Needless to say, the distinction between the deals forged by the "NIL" group and Switzerland is not academic, and nor is it trivial. As an illustration, we just have to take one of the examples Mr Johnson gives in his speech, where he seeks to portray the burden of regulation imposed by the EU. 

"Take the waste framework directive", he says, "that means all small businesses have to register as waste carriers if they want to transport a small volume of non-hazardous waste in their own vans – such as a nursery wanting to take grass cuttings or compost, they have to register as a waste carrier".

The point here is that, if the UK adopts the EEA option, it will find that the waste framework directive is part of the EEA acquis, so if Mr Johnson wants access to the Single Market via this route, he will have to accept the directive as part of the package.

However, if he goes down the Swiss route, the negotiating team will be dealing with such issues on a case-by-case basis, but then it took 16 years for the current level of agreement to be reached, one that is currently under review. Would Mr Johnson have our Article 50 negotiations lasting 16 years – or more?

The plot then thickens, because the requirement for businesses to register if they move their own waste did not arise specifically from the waste framework directive. In UK law, it only took effect this year, but as a result of an ECJ ruling after a case in 2006 taken against the Italian government.
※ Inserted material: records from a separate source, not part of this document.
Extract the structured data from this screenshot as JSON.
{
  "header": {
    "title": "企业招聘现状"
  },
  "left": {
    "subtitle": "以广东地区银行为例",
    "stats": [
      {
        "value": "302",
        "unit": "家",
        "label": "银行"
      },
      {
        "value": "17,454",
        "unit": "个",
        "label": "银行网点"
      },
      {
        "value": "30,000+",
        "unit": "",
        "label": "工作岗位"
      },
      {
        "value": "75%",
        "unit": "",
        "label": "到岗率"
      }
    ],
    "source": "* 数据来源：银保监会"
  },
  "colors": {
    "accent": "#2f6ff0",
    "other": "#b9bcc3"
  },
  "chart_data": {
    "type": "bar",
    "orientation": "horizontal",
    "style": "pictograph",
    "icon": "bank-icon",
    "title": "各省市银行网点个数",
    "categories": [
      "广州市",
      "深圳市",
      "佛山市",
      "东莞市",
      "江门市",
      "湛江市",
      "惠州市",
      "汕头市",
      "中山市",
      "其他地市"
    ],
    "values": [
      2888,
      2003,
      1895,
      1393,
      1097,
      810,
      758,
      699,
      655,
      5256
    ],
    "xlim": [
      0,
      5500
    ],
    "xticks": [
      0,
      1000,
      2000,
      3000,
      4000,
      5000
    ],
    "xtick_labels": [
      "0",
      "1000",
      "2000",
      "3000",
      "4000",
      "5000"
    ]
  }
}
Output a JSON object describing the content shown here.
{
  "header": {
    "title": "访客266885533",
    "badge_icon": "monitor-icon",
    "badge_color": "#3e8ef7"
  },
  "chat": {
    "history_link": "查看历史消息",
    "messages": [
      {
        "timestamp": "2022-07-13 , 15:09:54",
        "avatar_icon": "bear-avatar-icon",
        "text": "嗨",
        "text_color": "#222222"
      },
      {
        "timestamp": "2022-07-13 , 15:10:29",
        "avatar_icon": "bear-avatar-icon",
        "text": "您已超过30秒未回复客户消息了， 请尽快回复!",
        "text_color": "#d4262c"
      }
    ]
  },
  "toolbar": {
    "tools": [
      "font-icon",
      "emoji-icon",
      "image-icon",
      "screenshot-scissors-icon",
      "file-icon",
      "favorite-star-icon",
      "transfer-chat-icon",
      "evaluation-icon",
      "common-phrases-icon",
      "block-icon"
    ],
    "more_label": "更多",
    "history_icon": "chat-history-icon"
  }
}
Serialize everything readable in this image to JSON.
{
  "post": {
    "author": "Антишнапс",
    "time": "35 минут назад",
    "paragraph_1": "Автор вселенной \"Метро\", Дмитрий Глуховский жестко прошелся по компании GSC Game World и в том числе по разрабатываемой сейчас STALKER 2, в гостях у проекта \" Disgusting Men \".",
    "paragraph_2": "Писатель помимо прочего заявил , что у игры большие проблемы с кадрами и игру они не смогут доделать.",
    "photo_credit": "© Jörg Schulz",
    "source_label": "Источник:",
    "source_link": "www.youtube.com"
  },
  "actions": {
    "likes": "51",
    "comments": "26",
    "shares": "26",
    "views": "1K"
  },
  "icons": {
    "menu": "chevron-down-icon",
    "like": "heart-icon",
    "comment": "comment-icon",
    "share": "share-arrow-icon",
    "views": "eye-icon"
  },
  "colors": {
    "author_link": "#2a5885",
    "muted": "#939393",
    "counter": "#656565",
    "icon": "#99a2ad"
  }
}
Since the ECJ has no jurisdiction over the EEA agreement, arguably, this ruling could be ignored and Britain outside the EU could choose to interpret the framework directive in its original sense, and exempt businesses carrying their own waste from registering.
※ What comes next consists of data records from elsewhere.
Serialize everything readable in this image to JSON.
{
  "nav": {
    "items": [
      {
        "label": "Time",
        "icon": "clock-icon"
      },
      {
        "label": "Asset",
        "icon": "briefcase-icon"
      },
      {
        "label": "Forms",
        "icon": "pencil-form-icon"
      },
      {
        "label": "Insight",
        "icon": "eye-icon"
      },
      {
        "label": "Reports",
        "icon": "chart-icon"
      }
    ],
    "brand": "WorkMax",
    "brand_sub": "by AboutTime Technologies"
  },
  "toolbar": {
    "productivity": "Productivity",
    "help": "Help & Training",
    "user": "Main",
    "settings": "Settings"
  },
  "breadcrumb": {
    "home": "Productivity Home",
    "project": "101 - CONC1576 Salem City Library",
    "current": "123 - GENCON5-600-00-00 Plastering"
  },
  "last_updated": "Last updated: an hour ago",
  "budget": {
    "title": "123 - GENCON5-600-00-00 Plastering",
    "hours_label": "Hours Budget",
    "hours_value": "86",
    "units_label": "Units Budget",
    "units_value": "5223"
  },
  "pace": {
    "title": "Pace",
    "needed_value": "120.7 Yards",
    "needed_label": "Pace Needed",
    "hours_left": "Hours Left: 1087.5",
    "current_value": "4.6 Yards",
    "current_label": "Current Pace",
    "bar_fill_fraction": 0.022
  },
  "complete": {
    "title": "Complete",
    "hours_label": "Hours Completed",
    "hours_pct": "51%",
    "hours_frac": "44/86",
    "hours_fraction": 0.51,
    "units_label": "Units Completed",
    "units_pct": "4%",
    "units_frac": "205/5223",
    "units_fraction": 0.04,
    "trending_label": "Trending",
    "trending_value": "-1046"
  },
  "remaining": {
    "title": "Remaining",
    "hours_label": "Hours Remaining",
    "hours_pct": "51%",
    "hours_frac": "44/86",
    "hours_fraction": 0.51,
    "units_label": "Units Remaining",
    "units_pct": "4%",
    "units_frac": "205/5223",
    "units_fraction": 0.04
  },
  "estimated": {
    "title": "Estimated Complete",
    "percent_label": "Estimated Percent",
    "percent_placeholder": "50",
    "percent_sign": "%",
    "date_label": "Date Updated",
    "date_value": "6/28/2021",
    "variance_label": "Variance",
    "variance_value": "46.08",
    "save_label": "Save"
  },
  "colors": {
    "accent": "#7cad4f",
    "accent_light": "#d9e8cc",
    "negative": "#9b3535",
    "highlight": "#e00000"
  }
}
Necessarily, that will be for the lawyers to argue, but if we step back from the law and look at the practicalities, we find that all that is required is for businesses to register their details online, for which there is no charge imposed. This is a one-time registration that does not need renewal, and takes about 10-15 minutes.

In other words, one wonders what point Mr Johnson is trying to make. What is the big deal? And what is the point when he picks on the "EU Driving Regulations" for vehicles over 3.5 tonnes, which impose a complex web of restrictions on driving hours?

How are we supposed to solve the construction boom in London and get small firms coming to the market when we have regulations like that, Mr Johnson asks, the hypocrisy of his question almost defying imagination.

Talk to small builders in London, though, and drivers' hours are the least of their problems. What really troubles such firms are the costs of operating with Mr Johnson's congestion charges, and the huge burden of inflexible parking restrictions combined with the predatory activities of local authorities.

All Mr Johnson's speech does, therefore, is highlight the actions of an ignorant man trying to make political capital out of issues about which he knows next to nothing. And a man who does not even have a grasp of the basics is hardly one who can be relied upon to guide us through the labyrinth of an EU exit campaign, much less provide leadership.

In truth, Boris Johnson has nothing to offer us on the EU. One view is that he is promoting a reform package that will be impossible to achieve, simply to wrong-foot Cameron and give himself a political boost.

What he should realise is that people generally have had enough of posturing politicians, using peoples' concerns to further their own careers. Johnson's carefully contrived image is beginning to wear thin, and his attempt to use the EU as his own personal plaything are entirely unconvincing. The issue is far too big and much too important for Mr Johnson's games.

We really can do without them – and him.